S&P also raised Ghana’s transfer and convertibility assessment to ‘B-’ from ‘CCC+’, reflecting greater confidence in the country’s management of foreign exchange and external obligations.
According to S&P, the upgrade reflects Ghana’s strengthening balance of payments and gradual fiscal recovery, supported by resilient growth and high gold and cocoa prices—commodities that together make up over 60% of the nation’s exports.
The agency projects gross international reserves to rise to US$10.4 billion (9% of GDP) by the end of 2025, from US$6.8 billion a year earlier.

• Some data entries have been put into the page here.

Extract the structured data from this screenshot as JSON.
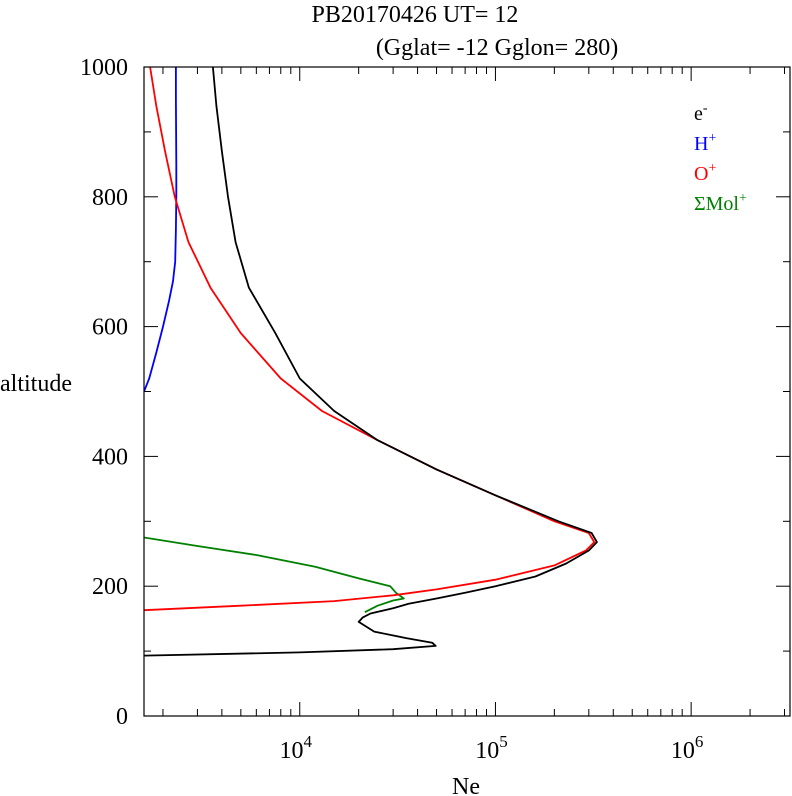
{
  "chart_data": {
    "type": "line",
    "title": "PB20170426   UT=  12",
    "subtitle": "(Gglat= -12   Gglon=  280)",
    "xlabel": "Ne",
    "ylabel": "altitude",
    "x_scale": "log",
    "xlim": [
      1600,
      3200000
    ],
    "ylim": [
      0,
      1000
    ],
    "y_ticks": [
      "0",
      "200",
      "400",
      "600",
      "800",
      "1000"
    ],
    "x_ticks": [
      {
        "value": 10000,
        "base": "10",
        "exp": "4"
      },
      {
        "value": 100000,
        "base": "10",
        "exp": "5"
      },
      {
        "value": 1000000,
        "base": "10",
        "exp": "6"
      }
    ],
    "grid": false,
    "legend_position": "top-right",
    "legend": [
      {
        "base": "e",
        "sup": "-",
        "color": "#000000"
      },
      {
        "base": "H",
        "sup": "+",
        "color": "#0000ff"
      },
      {
        "base": "O",
        "sup": "+",
        "color": "#ff0000"
      },
      {
        "base": "ΣMol",
        "sup": "+",
        "color": "#008000"
      }
    ],
    "series": [
      {
        "name": "H+",
        "color": "#0000ff",
        "points": [
          [
            1600,
            500
          ],
          [
            1700,
            520
          ],
          [
            1850,
            560
          ],
          [
            2000,
            600
          ],
          [
            2150,
            640
          ],
          [
            2250,
            670
          ],
          [
            2310,
            700
          ],
          [
            2330,
            750
          ],
          [
            2340,
            800
          ],
          [
            2340,
            850
          ],
          [
            2335,
            900
          ],
          [
            2330,
            950
          ],
          [
            2330,
            1000
          ]
        ]
      },
      {
        "name": "ΣMol+",
        "color": "#008000",
        "points": [
          [
            1600,
            275
          ],
          [
            3000,
            262
          ],
          [
            6000,
            248
          ],
          [
            12000,
            230
          ],
          [
            20000,
            212
          ],
          [
            29000,
            200
          ],
          [
            31000,
            190
          ],
          [
            34000,
            181
          ],
          [
            30000,
            178
          ],
          [
            25000,
            170
          ],
          [
            21500,
            160
          ]
        ]
      },
      {
        "name": "O+",
        "color": "#ff0000",
        "points": [
          [
            1600,
            163
          ],
          [
            5000,
            170
          ],
          [
            15000,
            177
          ],
          [
            30000,
            186
          ],
          [
            50000,
            195
          ],
          [
            100000,
            210
          ],
          [
            200000,
            232
          ],
          [
            290000,
            255
          ],
          [
            320000,
            268
          ],
          [
            300000,
            282
          ],
          [
            200000,
            300
          ],
          [
            100000,
            340
          ],
          [
            50000,
            380
          ],
          [
            25000,
            425
          ],
          [
            13000,
            470
          ],
          [
            8000,
            520
          ],
          [
            5000,
            590
          ],
          [
            3500,
            660
          ],
          [
            2700,
            730
          ],
          [
            2300,
            800
          ],
          [
            2050,
            870
          ],
          [
            1850,
            940
          ],
          [
            1720,
            1000
          ]
        ]
      },
      {
        "name": "e-",
        "color": "#000000",
        "points": [
          [
            1600,
            93
          ],
          [
            10000,
            98
          ],
          [
            30000,
            103
          ],
          [
            49500,
            108
          ],
          [
            47500,
            113
          ],
          [
            35000,
            120
          ],
          [
            24000,
            130
          ],
          [
            20000,
            145
          ],
          [
            21000,
            152
          ],
          [
            23000,
            158
          ],
          [
            30000,
            166
          ],
          [
            36000,
            173
          ],
          [
            50000,
            181
          ],
          [
            70000,
            190
          ],
          [
            100000,
            200
          ],
          [
            160000,
            215
          ],
          [
            230000,
            235
          ],
          [
            300000,
            255
          ],
          [
            330000,
            268
          ],
          [
            310000,
            282
          ],
          [
            210000,
            300
          ],
          [
            100000,
            340
          ],
          [
            50000,
            380
          ],
          [
            25000,
            425
          ],
          [
            15000,
            470
          ],
          [
            10000,
            520
          ],
          [
            7500,
            590
          ],
          [
            5500,
            660
          ],
          [
            4700,
            730
          ],
          [
            4300,
            800
          ],
          [
            4000,
            870
          ],
          [
            3750,
            940
          ],
          [
            3600,
            1000
          ]
        ]
      }
    ]
  }
}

Inflation, previously above 20%, is expected to stay below 10% from 2026 onward, while the cedi has appreciated about 30% against the U.S. dollar since early 2025.

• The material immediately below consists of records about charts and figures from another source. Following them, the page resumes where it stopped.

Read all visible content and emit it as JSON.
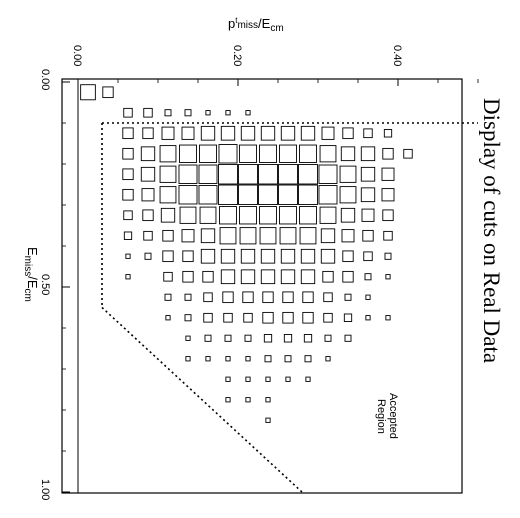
{
  "chart_data": {
    "type": "box-histogram",
    "title": "Display of cuts on Real Data",
    "xlabel": "E_miss/E_cm",
    "xlabel_main": "E",
    "xlabel_sub": "miss",
    "xlabel_den": "/E",
    "xlabel_den_sub": "cm",
    "ylabel": "p^t_miss/E_cm",
    "ylabel_main": "p",
    "ylabel_sup": "t",
    "ylabel_sub": "miss",
    "ylabel_den": "/E",
    "ylabel_den_sub": "cm",
    "xlim": [
      0,
      1
    ],
    "ylim": [
      0,
      0.5
    ],
    "x_ticks": [
      0.0,
      0.5,
      1.0
    ],
    "x_tick_labels": [
      "0.00",
      "0.50",
      "1.00"
    ],
    "y_ticks": [
      0.0,
      0.2,
      0.4
    ],
    "y_tick_labels": [
      "0.00",
      "0.20",
      "0.40"
    ],
    "annotation": [
      "Accepted",
      "Region"
    ],
    "cuts": [
      {
        "type": "horizontal",
        "x": 0.1,
        "y_range": [
          0.03,
          0.5
        ]
      },
      {
        "type": "vertical",
        "y": 0.03,
        "x_range": [
          0.1,
          0.55
        ]
      },
      {
        "type": "diagonal",
        "points": [
          [
            0.55,
            0.03
          ],
          [
            1.0,
            0.28
          ]
        ]
      }
    ],
    "bins": {
      "x_start": 0.0,
      "x_width": 0.05,
      "y_start": 0.0,
      "y_width": 0.025,
      "rows": [
        [
          6,
          3,
          0,
          0,
          0,
          0,
          0,
          0,
          0,
          0,
          0,
          0,
          0,
          0,
          0,
          0,
          0,
          0,
          0,
          0
        ],
        [
          0,
          0,
          2,
          2,
          1,
          1,
          0.5,
          0.5,
          0.5,
          0,
          0,
          0,
          0,
          0,
          0,
          0,
          0,
          0,
          0,
          0
        ],
        [
          0,
          0,
          3,
          3,
          4,
          4,
          5,
          5,
          5,
          5,
          5,
          5,
          4,
          3,
          2,
          1.5,
          0,
          0,
          0,
          0
        ],
        [
          0,
          0,
          3,
          5,
          7,
          8,
          8,
          9,
          8,
          8,
          8,
          8,
          7,
          5,
          5,
          3,
          2,
          0,
          0,
          0
        ],
        [
          0,
          0,
          3,
          5,
          7,
          9,
          9,
          10,
          10,
          10,
          10,
          10,
          9,
          7,
          5,
          4,
          0,
          0,
          0,
          0
        ],
        [
          0,
          0,
          3,
          4,
          7,
          9,
          9,
          10,
          10,
          10,
          10,
          10,
          9,
          7,
          5,
          4,
          0,
          0,
          0,
          0
        ],
        [
          0,
          0,
          2,
          3,
          5,
          7,
          7,
          8,
          8,
          8,
          8,
          8,
          7,
          5,
          4,
          3,
          0,
          0,
          0,
          0
        ],
        [
          0,
          0,
          1.5,
          2,
          3,
          4,
          5,
          7,
          7,
          7,
          7,
          7,
          5,
          4,
          3,
          2,
          0,
          0,
          0,
          0
        ],
        [
          0,
          0,
          0.5,
          1,
          3,
          3,
          5,
          5,
          5,
          5,
          5,
          5,
          5,
          3,
          2,
          1,
          0,
          0,
          0,
          0
        ],
        [
          0,
          0,
          0.5,
          0,
          2,
          3,
          3,
          5,
          5,
          5,
          5,
          5,
          3,
          3,
          1,
          0.5,
          0,
          0,
          0,
          0
        ],
        [
          0,
          0,
          0,
          0,
          1,
          1,
          2,
          3,
          3,
          3,
          3,
          3,
          2,
          1,
          0.5,
          0,
          0,
          0,
          0,
          0
        ],
        [
          0,
          0,
          0,
          0,
          0.5,
          1,
          2,
          2,
          2,
          3,
          3,
          3,
          2,
          1.5,
          0.5,
          0.5,
          0,
          0,
          0,
          0
        ],
        [
          0,
          0,
          0,
          0,
          0,
          0.5,
          1,
          1,
          1,
          1.5,
          1.5,
          1.5,
          1,
          1,
          0,
          0,
          0,
          0,
          0,
          0
        ],
        [
          0,
          0,
          0,
          0,
          0,
          0.5,
          0.5,
          0.5,
          0.5,
          1,
          1,
          1,
          0.5,
          0,
          0,
          0,
          0,
          0,
          0,
          0
        ],
        [
          0,
          0,
          0,
          0,
          0,
          0,
          0,
          0.5,
          0.5,
          0.5,
          0.5,
          0.5,
          0,
          0,
          0,
          0,
          0,
          0,
          0,
          0
        ],
        [
          0,
          0,
          0,
          0,
          0,
          0,
          0,
          0.5,
          0.5,
          0.5,
          0,
          0,
          0,
          0,
          0,
          0,
          0,
          0,
          0,
          0
        ],
        [
          0,
          0,
          0,
          0,
          0,
          0,
          0,
          0,
          0,
          0.5,
          0,
          0,
          0,
          0,
          0,
          0,
          0,
          0,
          0,
          0
        ],
        [
          0,
          0,
          0,
          0,
          0,
          0,
          0,
          0,
          0,
          0,
          0,
          0,
          0,
          0,
          0,
          0,
          0,
          0,
          0,
          0
        ]
      ],
      "max_value": 10
    }
  }
}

S&P highlighted new fiscal rules introduced by Ghana’s administration elected in December 2024, including a 1.5% primary surplus target and plans to reduce debt to 45% of GDP by 2034. Tighter procurement oversight and spending controls are intended to prevent the fiscal slippages that led to past crises.
S&P noted Ghana’s significant progress in resolving its debt challenges following the 2022 default. The government has completed domestic debt exchanges and a US$13.1 billion Eurobond restructuring, while talks continue with official and commercial creditors over the remaining US$5 billion.
However, the agency cautioned that disputes with lenders such as the African Export-Import Bank and the Eastern and Southern African Trade and Development Bank could delay final agreements.
S&P raised its 2025 growth forecast to 6.0%, up from 4.5%, citing stronger private-sector activity and business confidence.
The current account surplus is expected to reach 4.6% of GDP—a record high—before moderating as commodity prices normalise.
Despite the upgrade, Ghana’s credit profile remains constrained by high debt-service costs, institutional weaknesses, and vulnerability to commodity and climate shocks. S&P warned that the sustainability of fiscal reforms has yet to be tested through a full economic and electoral cycle.
Stable outlook
The stable outlook reflects a balance between improving fiscal and external metrics and risks related to reform implementation and debt service pressures.
S&P said it could raise the rating further if Ghana sustains low deficits, builds reserves, and restores access to international capital markets. Conversely, a downgrade could follow if fiscal discipline weakens, debt-service costs rise, or commodity prices fall sharply.
Background
Ghana, which defaulted in December 2022, is currently implementing a US$3 billion IMF Extended Credit Facility through May 2026 to anchor fiscal reforms and macroeconomic stability.
S&P expects Ghana’s real GDP growth to average 5.6% annually through 2028, supported by stronger fiscal management, lower inflation, and renewed investor confidence.